Neyse ki namaza durduk. Sen misin şimdi esneyen o adama kem gözle
bakan. Sebebi her ne ise üzerime albastı gibi abandı. Az öncekinin görüntüsü de
aklıma geldi mi! Bütün gücümle çenelerimi sıktım da sıktım. Ağzımı açmamak için
direndim durdum. Ta namaz bitene kadar
hali pür melalim devam etti. İyi mi?!
Aksırmanın Rahman’dan esnemenin şeytandan olduğuna dair hadisler
var. Dahası esneme gelip de kişi ah sesi
çıkardığında şeytanın kendisine katıla katıla güldüğü falan da ifade ediliyor[1].
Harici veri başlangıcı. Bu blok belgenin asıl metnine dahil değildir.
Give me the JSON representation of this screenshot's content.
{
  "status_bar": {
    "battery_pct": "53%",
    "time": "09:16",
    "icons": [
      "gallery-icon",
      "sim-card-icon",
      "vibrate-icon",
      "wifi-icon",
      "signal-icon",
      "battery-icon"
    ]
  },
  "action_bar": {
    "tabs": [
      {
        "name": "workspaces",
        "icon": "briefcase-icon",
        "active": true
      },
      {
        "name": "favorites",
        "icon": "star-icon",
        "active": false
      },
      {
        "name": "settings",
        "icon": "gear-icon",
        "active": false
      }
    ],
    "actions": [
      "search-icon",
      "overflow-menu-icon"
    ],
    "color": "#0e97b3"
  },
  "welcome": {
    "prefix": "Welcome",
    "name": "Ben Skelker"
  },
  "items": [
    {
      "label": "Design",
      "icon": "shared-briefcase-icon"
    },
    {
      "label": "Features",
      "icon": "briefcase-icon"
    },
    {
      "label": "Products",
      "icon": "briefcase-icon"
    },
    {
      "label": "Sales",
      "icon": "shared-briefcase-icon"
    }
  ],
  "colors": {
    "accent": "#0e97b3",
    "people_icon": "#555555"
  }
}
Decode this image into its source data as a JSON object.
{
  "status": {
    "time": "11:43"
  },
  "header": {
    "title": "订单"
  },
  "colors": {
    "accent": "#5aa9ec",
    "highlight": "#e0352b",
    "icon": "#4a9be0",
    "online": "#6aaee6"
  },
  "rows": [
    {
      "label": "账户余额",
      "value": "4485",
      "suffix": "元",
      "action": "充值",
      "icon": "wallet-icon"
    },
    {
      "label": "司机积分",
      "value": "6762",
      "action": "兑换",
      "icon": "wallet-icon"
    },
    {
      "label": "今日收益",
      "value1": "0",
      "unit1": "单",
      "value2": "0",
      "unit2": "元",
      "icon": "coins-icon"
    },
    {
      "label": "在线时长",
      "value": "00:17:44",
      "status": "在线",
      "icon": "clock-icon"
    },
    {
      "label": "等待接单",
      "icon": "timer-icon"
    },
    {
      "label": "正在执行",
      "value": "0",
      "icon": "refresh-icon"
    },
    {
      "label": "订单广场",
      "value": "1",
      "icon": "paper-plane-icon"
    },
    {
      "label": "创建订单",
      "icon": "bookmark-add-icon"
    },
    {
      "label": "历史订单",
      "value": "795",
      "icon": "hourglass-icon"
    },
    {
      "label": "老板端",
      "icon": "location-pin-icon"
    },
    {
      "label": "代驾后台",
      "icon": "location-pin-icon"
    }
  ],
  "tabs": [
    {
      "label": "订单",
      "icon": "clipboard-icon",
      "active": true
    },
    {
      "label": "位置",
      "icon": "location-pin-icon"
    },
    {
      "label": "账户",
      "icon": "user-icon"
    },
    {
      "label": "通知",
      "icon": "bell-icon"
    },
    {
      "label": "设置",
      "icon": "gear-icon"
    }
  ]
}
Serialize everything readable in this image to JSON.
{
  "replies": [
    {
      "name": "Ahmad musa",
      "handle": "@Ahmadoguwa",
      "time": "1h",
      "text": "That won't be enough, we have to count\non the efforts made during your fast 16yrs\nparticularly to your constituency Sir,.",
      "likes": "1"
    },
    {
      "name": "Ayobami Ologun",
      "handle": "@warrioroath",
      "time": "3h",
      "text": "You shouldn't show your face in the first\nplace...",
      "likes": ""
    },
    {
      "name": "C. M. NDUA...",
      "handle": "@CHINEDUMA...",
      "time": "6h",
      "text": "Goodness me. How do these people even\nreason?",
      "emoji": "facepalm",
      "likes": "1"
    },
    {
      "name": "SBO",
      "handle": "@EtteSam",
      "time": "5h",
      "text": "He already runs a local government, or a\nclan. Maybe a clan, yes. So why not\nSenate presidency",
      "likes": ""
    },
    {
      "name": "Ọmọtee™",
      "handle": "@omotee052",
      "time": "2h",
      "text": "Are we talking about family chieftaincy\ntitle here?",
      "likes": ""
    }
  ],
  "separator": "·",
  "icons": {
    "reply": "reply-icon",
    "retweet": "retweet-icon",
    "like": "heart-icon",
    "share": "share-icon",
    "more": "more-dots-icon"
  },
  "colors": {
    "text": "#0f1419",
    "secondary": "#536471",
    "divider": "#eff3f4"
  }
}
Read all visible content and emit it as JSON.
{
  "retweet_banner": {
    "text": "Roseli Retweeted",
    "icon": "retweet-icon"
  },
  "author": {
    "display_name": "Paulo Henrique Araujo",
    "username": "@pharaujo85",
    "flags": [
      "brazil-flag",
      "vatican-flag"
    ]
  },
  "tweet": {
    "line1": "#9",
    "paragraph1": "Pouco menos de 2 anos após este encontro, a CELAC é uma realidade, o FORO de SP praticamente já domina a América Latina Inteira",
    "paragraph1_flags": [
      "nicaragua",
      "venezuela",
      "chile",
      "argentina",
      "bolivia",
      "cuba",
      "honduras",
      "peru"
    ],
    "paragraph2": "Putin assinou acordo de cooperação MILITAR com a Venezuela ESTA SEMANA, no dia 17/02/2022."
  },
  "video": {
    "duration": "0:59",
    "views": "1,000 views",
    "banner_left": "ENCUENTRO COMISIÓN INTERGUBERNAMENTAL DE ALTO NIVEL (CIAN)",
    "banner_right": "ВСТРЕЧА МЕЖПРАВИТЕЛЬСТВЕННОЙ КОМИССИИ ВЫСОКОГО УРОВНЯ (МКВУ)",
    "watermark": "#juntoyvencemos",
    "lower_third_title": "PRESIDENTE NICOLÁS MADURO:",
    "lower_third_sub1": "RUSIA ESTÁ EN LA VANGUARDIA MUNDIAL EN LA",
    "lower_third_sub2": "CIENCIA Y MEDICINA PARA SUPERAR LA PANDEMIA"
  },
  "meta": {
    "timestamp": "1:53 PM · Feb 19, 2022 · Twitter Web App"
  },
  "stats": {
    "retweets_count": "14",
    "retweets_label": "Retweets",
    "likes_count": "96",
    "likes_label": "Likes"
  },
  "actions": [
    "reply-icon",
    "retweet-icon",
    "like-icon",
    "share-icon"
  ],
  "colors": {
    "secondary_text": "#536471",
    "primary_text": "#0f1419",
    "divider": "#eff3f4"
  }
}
Belli ki aksırma zindeliği, esneme de tembelliği, uyuşukluğu, miskinliği ifade
ediyor.
Öyle sandım ki şeytan sırtıma bindi, bir ağırlık bir ağırlık ki
deme gitsin. Sanki ellerinde de iki kanca birini alt çeneme öbürünü üst çeneme
taktı, var gücüyle ağzımı açıp ah dememi ve böylece görüntümün keyfini çıkarmaya, karnımdan
katıla katıla gülmeye çalıştı. Ben de inadım ya direndim de direndim. Bre melun
sana o keyfi yaşatmayacağım dedim. Sonunda
ne namazın keyfini sürebildim, ne de esnemenin doyasıya tadını çıkarabildim.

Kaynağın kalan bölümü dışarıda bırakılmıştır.